Renzi dice che Meloni sul decreto Lavoro ha mentito due volte
"La presidente del Consiglio ha detto il falso, non è il taglio delle tasse più alto degli ultimi decenni". Matteo Renzi convoca una conferenza stampa di Italia Viva per parlare del decreto Lavoro e ribadire un concetto già espresso in un tweet qualche giorno fa. La spiegazione è affidata a Luigi Marattin, seduto accanto a Renzi. Dall'altro lato Raffaella Paita. "Vai Gigi", dice il leader. Marattin illustra le due bugie del governo Meloni: non c'è un aumento di stipendio medio di 100 euro e non è il taglio delle tasse più importante degli ultimi decenni. Ma non solo: il governo si è messo nella condizione di partire già con venti miliardi in meno nella scrittura della prossima manovra di bilancio, viste tutte le misure temporanee da confermare con il rischio di replicare il caso accise.

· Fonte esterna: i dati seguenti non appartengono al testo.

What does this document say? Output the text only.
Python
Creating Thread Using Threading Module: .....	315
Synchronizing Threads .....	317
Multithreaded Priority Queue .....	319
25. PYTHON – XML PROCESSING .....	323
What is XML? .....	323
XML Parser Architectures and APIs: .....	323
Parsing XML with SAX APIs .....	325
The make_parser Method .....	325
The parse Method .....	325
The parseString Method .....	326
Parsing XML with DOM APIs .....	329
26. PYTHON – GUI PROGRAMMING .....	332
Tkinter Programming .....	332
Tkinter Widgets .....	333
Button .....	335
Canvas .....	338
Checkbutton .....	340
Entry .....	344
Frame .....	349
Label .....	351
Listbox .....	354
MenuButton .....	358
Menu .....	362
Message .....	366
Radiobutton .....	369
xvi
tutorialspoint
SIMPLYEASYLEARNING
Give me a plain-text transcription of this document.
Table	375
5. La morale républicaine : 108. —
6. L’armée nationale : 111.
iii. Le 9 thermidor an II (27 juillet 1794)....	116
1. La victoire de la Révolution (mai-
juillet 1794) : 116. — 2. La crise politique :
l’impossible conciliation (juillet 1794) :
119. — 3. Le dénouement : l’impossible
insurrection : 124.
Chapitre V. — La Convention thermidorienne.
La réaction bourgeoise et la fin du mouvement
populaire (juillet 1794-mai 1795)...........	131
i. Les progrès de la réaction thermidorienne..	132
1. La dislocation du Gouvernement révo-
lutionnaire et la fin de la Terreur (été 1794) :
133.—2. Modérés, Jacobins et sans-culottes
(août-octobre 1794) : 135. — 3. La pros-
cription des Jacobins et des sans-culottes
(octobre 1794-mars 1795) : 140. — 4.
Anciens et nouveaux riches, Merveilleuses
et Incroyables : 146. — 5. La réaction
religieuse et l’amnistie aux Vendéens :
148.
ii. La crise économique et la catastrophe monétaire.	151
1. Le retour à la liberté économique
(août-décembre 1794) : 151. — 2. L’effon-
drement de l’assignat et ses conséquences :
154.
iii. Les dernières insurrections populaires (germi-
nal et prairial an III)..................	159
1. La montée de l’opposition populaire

"In una sinistra che sogna la patrimoniale, in una destra che sogna la flat tax, siamo gli unici pronti a lavorare seriamente sul fisco – dice Renzi – Chiediamo al governo una sessione parlamentare sulle tasse, venga in aula anziché stare su Youtube. Meloni ci venga a dire perché in campagna elettorale parlavano di flat tax e ora c'è un taglietto del cuneo fiscale". E attacca: "Su questo tema finisce la luna di miele dell'esecutivo, perché parlano bene in campagna elettorale e razzolano male governando". Ma gli spunti non mancano, anche per colpire le altre opposizioni: "La prima proposta di Elly Schlein va nella direzione della patrimoniale, e noi siamo diversi da questa sinistra perché loro vogliono alzare le tasse – insiste Renzi – Il Pd più dice patrimoniale più perde le elezioni come dimostrato da Enrico Letta".
Intanto "Meloni la storia l'ha fatta su Instagram – insiste Renzi – Cara Giorgia, lascia Youtube e vieni in Parlamento". Quanto al decreto in sé, al di là della questione della linea comunicativa del governo, il leader di Italia Viva insiste: "Tornano alle misure del Jobs act e al Rei, ma vale tutto visto che oggi Salvini esulta per aver abolito il reddito di cittadinanza che lui stesso aveva approvato".